The Supreme Court Monday loosened campaign finance restrictions in a ruling on free speech that will give lobby groups a louder voice in television ads for next year’s presidential election.
In a 5-4 ruling, the nation’s highest tribunal found that the rights to free speech of interest groups had been unfairly curbed by a law that limited their influence in the final stretch of electioneering.
The decision overturned a legal ban promoted in 2002 by Senator John McCain that prevented an anti-abortion group from broadcasting advertisements in Wisconsin in the two months before the 2004 general election.
Writing for the majority, Chief Justice John Roberts said the ban infringed the constitution’s First Amendment right to free speech.

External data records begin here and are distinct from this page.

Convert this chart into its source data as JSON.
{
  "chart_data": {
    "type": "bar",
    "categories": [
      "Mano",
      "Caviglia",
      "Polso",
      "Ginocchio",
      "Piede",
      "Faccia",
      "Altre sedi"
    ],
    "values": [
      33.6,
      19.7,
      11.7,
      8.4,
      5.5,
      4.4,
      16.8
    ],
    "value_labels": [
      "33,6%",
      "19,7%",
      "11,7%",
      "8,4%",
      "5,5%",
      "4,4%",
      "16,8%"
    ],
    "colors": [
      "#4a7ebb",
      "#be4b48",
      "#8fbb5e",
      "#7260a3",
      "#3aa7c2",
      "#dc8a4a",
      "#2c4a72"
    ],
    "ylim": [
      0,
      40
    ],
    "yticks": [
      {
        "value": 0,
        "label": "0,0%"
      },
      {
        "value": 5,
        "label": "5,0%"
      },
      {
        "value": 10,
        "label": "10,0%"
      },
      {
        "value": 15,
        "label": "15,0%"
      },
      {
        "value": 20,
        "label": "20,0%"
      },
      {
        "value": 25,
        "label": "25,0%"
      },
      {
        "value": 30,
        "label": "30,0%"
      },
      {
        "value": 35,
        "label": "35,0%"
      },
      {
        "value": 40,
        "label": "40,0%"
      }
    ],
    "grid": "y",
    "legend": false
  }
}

“When it comes to defining what speech qualifies as the functional equivalent of express advocacy subject to such a ban… we give the benefit of the doubt to speech, not censorship,” he wrote.
Under the 2002 campaign finance reform inspired by the Republican McCain and Democratic Senator Russ Feingold, interest groups including companies and trades unions were banned from airing ads that name a candidate for office.
The aim was to prevent the kind of “attack ads” that have become increasingly prevalent on the US political scene in the closing weeks of an election.
The Supreme Court ruled that such ads are allowed to name a candidate in the context of a broader discussion of the public interest group’s cause, without calling explicitly for that candidate to be elected or rejected.
The implications are likely to be felt nationally towards the end of this year as Democratic and Republican voters in states like Florida, New Hampshire and Iowa prepare to hold ballots on their choice for the White House.
Under a slightly different membership, the Supreme Court had upheld the McCain-Feingold act, including the ads portion, in a landmark ruling in 2003.
Representing the minority of four justices in Monday’s ruling, liberal judge David Souter said the 2003 decision had been “effectively and unjustifiably overruled today.”